Part of that approach has been a zeal for replacing humans with AI. Earlier this month, Tobi Lutke, CEO of Shopify, sent a memo to employees informing them new workers would not be hired unless teams could “demonstrate why they cannot get what they want done using AI.” In a similar memo, Fiverr CEO Micha Kaufman warned employees that AI would be “coming for” them if they did not become “exceptional.”
“It does not make sense to hire more people before we learn how to do more with what we have,” Kaufman wrote.
Some employers have taken the AI enthusiasm a step beyond hiring freezes by cutting current workers. Design platform Canva, for example, recently made headlines when it cut 10 technical writers nine months after directing them to start using AI tools whenever possible.
Orgvue’s study shows employers who move too quickly to reduce headcount may come to regret the decision.
“We’re facing the worst global skills shortage in a generation and dismissing employees without a clear plan for workforce transformation is reckless,” Oliver Shaw, CEO of Hirevue, said in a statement. “Some leaders are waking up to the fact that partnership between people and machines requires an intentional upskilling program if they’re to see the productivity gains that AI promises.”
Survey after survey have shown that workers, while anxious about the implications of AI, are willing to adopt the technology and are starting to use it. However, a lack of guardrails, training and clear policies around its usage mean they could be endangering themselves or their companies.

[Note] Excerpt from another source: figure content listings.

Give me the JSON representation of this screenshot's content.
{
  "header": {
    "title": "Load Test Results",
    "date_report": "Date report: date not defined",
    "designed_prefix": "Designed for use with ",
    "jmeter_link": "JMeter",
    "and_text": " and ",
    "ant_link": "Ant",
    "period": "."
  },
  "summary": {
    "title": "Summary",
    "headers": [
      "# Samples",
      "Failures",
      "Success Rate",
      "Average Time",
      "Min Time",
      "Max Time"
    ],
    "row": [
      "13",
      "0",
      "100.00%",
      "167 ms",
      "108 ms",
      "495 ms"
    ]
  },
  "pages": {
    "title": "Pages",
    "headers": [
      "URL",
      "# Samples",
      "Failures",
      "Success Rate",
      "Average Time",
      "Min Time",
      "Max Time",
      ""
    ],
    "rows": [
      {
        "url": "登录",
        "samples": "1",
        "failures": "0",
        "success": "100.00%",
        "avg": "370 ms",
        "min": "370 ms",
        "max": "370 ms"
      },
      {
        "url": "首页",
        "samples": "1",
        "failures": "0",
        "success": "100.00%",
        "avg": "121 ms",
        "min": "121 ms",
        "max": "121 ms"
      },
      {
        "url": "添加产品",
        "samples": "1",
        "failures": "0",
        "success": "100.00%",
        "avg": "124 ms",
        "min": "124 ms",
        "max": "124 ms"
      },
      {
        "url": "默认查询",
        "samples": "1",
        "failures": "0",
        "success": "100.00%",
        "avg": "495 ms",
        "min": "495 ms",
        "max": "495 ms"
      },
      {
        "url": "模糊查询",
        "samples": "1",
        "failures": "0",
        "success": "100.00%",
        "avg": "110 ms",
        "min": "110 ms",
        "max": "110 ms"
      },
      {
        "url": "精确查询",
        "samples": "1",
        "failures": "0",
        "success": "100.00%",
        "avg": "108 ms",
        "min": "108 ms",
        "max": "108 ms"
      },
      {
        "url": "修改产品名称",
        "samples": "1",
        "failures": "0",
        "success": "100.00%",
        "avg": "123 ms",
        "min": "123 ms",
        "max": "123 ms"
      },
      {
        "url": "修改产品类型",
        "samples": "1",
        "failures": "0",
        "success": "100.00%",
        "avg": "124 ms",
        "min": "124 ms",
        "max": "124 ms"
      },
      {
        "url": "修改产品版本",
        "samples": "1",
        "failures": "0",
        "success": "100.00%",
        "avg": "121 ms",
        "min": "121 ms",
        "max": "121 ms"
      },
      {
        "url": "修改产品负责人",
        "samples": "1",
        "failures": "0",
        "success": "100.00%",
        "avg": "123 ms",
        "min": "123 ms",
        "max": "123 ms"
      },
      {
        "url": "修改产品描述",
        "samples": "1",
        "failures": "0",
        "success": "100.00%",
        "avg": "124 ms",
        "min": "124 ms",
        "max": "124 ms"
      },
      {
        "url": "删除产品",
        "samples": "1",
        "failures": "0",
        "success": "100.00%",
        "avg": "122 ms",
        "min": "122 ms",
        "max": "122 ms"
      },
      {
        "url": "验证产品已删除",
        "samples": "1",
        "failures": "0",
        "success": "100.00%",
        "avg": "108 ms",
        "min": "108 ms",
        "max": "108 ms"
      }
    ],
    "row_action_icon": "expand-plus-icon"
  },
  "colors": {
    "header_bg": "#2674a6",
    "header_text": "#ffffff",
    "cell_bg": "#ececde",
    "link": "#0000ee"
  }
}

A new KPMG survey showed that more than half of workers who are using AI admit to making mistakes in their work with the technology, 44% are “knowingly using it improperly” at work, and nearly half admitted to uploading sensitive company data and intellectual property to public AI platforms.
“While it’s encouraging to see investment in AI continue to grow, businesses need a better understanding of how the technology will change their workforce in the coming months and years,” Shaw said.